About

Hello, I am a writer. If you are looking for an short/ PR-friendly bio, you can find one here.

I wrote most of my first novel, The Idiot, in 2000-01, when I was taking a year off from grad school. It wasn’t called The Idiot yet—the title comes from perspective I gained in later years. It was about a crush I had in my first year of college. I ran out of money before I finished it, so I went back to school where I had health insurance, and got a PhD in comparative (mostly Russian) literature.

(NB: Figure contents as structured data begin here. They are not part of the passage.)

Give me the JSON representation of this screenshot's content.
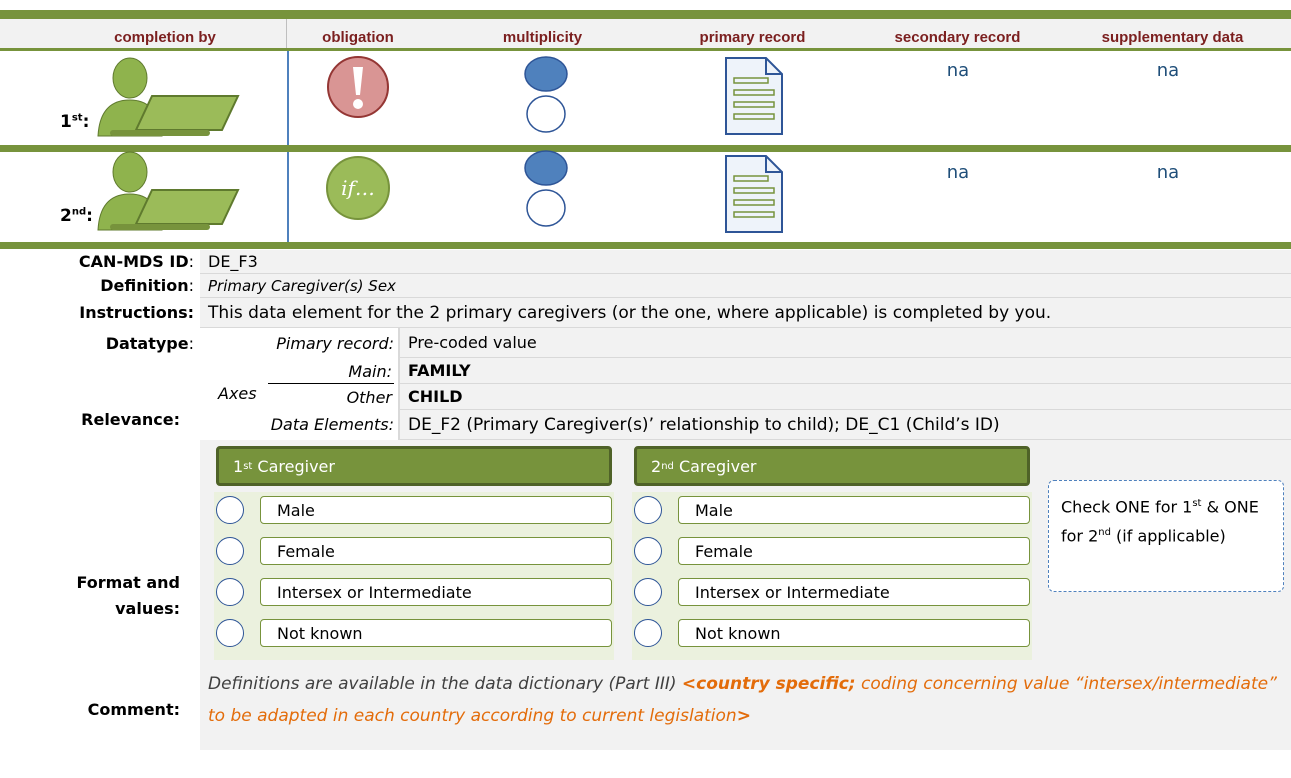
{
  "columns": [
    "completion by",
    "obligation",
    "multiplicity",
    "primary record",
    "secondary record",
    "supplementary data"
  ],
  "rows": [
    {
      "ordinal": "1",
      "ordinal_suffix": "st",
      "colon": ":",
      "secondary_record": "na",
      "supplementary_data": "na"
    },
    {
      "ordinal": "2",
      "ordinal_suffix": "nd",
      "colon": ":",
      "obligation_label": "if…",
      "secondary_record": "na",
      "supplementary_data": "na"
    }
  ],
  "table": {
    "colon": ":",
    "id_label": "CAN-MDS ID",
    "id_value": "DE_F3",
    "definition_label": "Definition",
    "definition_value": "Primary Caregiver(s) Sex",
    "instructions_label": "Instructions:",
    "instructions_value": "This data element for the 2 primary caregivers (or the one, where applicable) is completed by you.",
    "datatype_label": "Datatype",
    "datatype_sub": "Pimary record:",
    "datatype_value": "Pre-coded value",
    "relevance_label": "Relevance:",
    "axes_label": "Axes",
    "main_label": "Main:",
    "main_value": "FAMILY",
    "other_label": "Other",
    "other_value": "CHILD",
    "data_elements_label": "Data Elements:",
    "data_elements_value": "DE_F2 (Primary Caregiver(s)’ relationship to child); DE_C1 (Child’s ID)",
    "format_label": "Format and values:",
    "caregivers": [
      {
        "number": "1",
        "suffix": "st",
        "title": " Caregiver",
        "options": [
          "Male",
          "Female",
          "Intersex or Intermediate",
          "Not known"
        ]
      },
      {
        "number": "2",
        "suffix": "nd",
        "title": " Caregiver",
        "options": [
          "Male",
          "Female",
          "Intersex or Intermediate",
          "Not known"
        ]
      }
    ],
    "note": [
      "Check ONE for ",
      "1",
      "st",
      " & ONE for ",
      "2",
      "nd",
      " (if applicable)"
    ],
    "comment_label": "Comment:",
    "comment": [
      "Definitions are available in the data dictionary (Part III) ",
      "<country specific;",
      " coding concerning value “intersex/intermediate” to be adapted in each country according to current legislation",
      ">"
    ]
  }
}
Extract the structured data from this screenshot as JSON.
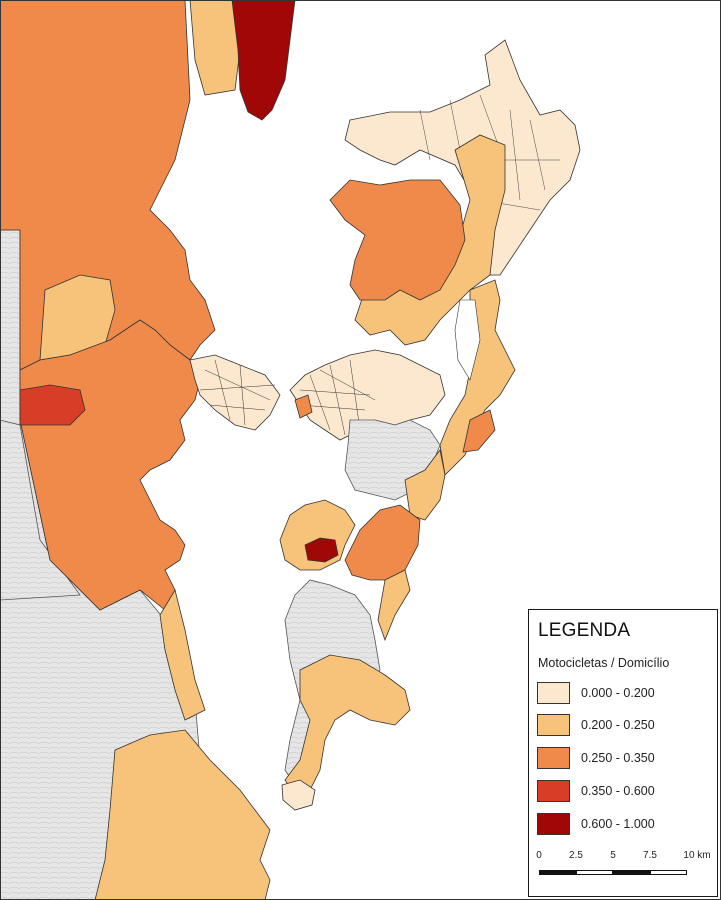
{
  "colors": {
    "water": "#ffffff",
    "context_land": "#e3e3e3",
    "class_1": "#fce8cf",
    "class_2": "#f7c27a",
    "class_3": "#f08a4a",
    "class_4": "#d83d28",
    "class_5": "#a00808"
  },
  "legend": {
    "title": "LEGENDA",
    "subtitle": "Motocicletas / Domicílio",
    "items": [
      {
        "label": "0.000 - 0.200",
        "color": "#fce8cf"
      },
      {
        "label": "0.200 - 0.250",
        "color": "#f7c27a"
      },
      {
        "label": "0.250 - 0.350",
        "color": "#f08a4a"
      },
      {
        "label": "0.350 - 0.600",
        "color": "#d83d28"
      },
      {
        "label": "0.600 - 1.000",
        "color": "#a00808"
      }
    ]
  },
  "scale_bar": {
    "ticks": [
      "0",
      "2.5",
      "5",
      "7.5",
      "10 km"
    ]
  }
}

In 2010, I published my first book, The Possessed: a collection of interconnected essays about the pursuit of Russian and other literature, with a cover by Roz Chast (I think about this pigeon 2-3x a week). Pictured in the middle row, second from the right, is my Uzbek teacher, Dilorom.

In 2010, I moved to Istanbul, where I taught at Koç University for 3 years and did reporting about Turkey. At some point, I started writing a book about my changing ideas about Turkey, but didn’t finish it. In fact, for several years I didn’t finish any books at all—partly because I was concentrating more on journalism, and partly because so much of my time and energy was going into “romantic” relationships: a phenomenon that has been well described by Shulamith Firestone (though I didn’t know this at the time.)

In 2014, I started psychotherapy, which I recommend to everyone—it’s not just if you have a “chemical imbalance” or survived extreme adversity. Literally anyone who was once a child can benefit! Shortly afterwards, I ended up rereading the novel I abandoned in grad school—the one about the college crush. As I read, I noticed many resonances with problems I had now, in my 30s. I had thought of them as 30s problems, but apparently the groundwork was already there when I was 18. I realized this was the book I had to finish now!

The Idiot came out in early 2017, a few months before my 40th birthday. I then had the experience of promoting a “debut” novel about my first year of college, at age 40, in an America in which Donald Trump, a familiar figure from my childhood, was now somehow all of our ruler. Throughout this time, I was so uplifted by getting to meet and talk to so many smart readers.

One question I occasionally got during this period was why I had written such a “non-political” book. By “non-political,” people meant that the narrator, Selin, rarely reads the newspaper or thinks about world affairs. I increasingly found myself wondering why a story about a teen girl’s crush didn’t count for many readers—or even for me—as “political.” What could be more political than the question of how certain people (e.g. young women) are steered away from politics?

The more I thought about it, the more I realized I had to write a sequel. That’s Either/Or! I wrote it between 2017 and 2021. In it, I tried to reconstruct how I managed to emerge from the 90s with an idea of myself as a “literature person” rather than a “politics person” (a distinction I now find misleading and unhelpful). As I was writing, I was reading Second Wave feminists for the first time, so part of the project was to figure out how I had missed people like Shulamith Firestone and Adrienne Rich back when I was a student, and how the kind of depoliticization that they talk about had actually happened to me!

If that sounds boring or off-putting, then Either/Or is definitely the book for you, because that’s just how Selin feels! The book is mostly about what she finds interesting instead (love, travel, etc.), and where it leads her… viz. to some pretty dark places, which she takes to be unavoidable and part of the rich tapestry of life—but are they? That’s a question I invite you to answer from the 2020s!